Learn to anticipate, because you don’t know what the future holds
There was a time when people had jobs where they worked for 50 years and retired with a nice pension. Those days are long gone. There is no security anymore. You need to make your own security, and you can’t make it without some sacrifice and commitment. Long-term planning is essential
“Keeping your head on a swivel” is an excellent approach to developing financial management skills
Here’s an example of how it plays out with your finances. Jason and Ashley both have good jobs and together make a good income but sought my help because they were stressing big time. They were juggling $25,000 in credit-card debt when they were hit with a big, unexpected tax bill that they had no idea was coming.
They also learned that their deck had dry rot and needed replacing to the tune of $18,000. To put the cherry on top, disturbing layoff rumors were surfacing at Ashley’s company.
These financial setbacks didn’t seem to phase this couple
Ashley and Jason were taking these big-time bills in stride because they were still looking forward to their yearly trip to an expensive vacation resort on the California coast. They couldn’t wait to hit the pool and order fuzzy drinks at $20 a pop that—you guessed it—they put on their credit cards along with their suite with an ocean view. This couple badly needed better financial management skills.
Their heads definitely weren’t on a swivel
Unexpected expenses and a potential job layoff should have been enough to convince them to cancel that expensive vacation indefinitely. Instead, they were digging themselves into a deeper hole by not putting the brakes on their spending. Their luxury resort vacation could easily add another $5K or more to their credit card debt. They need to rethink the way they spend money. Learning to live within your means is possible, but it will take a few years for Jason and Ashley to dig out.

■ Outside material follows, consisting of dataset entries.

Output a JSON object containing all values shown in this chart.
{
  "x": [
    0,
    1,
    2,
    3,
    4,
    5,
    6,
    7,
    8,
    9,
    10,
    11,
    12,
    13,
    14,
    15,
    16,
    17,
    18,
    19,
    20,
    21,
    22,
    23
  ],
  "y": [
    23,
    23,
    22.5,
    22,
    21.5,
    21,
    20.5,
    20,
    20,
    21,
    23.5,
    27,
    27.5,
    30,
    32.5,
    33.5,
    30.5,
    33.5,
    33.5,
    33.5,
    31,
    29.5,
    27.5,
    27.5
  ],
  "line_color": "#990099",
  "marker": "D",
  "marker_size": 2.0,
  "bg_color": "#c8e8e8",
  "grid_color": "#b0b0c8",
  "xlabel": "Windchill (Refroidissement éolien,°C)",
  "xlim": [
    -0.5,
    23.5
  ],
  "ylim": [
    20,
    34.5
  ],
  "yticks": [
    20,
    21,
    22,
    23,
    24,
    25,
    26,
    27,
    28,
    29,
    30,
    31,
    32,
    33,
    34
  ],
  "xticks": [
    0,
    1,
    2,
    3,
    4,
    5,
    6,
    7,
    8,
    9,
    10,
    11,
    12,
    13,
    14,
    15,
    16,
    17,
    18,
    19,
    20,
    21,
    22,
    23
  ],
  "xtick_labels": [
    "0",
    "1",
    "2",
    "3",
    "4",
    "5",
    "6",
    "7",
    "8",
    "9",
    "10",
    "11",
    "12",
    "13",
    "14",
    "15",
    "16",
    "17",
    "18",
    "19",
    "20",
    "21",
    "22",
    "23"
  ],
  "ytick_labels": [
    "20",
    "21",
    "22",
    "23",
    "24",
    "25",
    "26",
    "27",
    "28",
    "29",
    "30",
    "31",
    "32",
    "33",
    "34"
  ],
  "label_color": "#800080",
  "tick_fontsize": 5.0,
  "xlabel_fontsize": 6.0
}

There isn’t a married couple out there who hasn’t experienced this kind of scenario and had to make difficult decisions. It might be a medical emergency, an expensive home repair, one partner going back to school, or the big one—getting kids through college.
Stay alert to the impact of macroeconomics on your budget
Situations change. Finances change. Personal lives change and money problems arise. We’ve seen the economy rise and fall over the last ten years with big ramifications for workers. The recession of 2008-2009 left millions of people jobless. They not only canceled their vacations but renegotiated their lives, canceling memberships to gyms, selling that second car and eliminating all of the expenses that weren’t mission-critical. Many people lost their homes and learned a bitter lesson about financial management.
This couple needed to change their relationship with money
Sacrificing their vacation is what Ashley and Jason should have to pay their taxes and deal with the dry rot which will only get worse. Then they needed to start paying down their credit card debt. That luxury resort is not a realistic vacation option for this couple’s foreseeable future.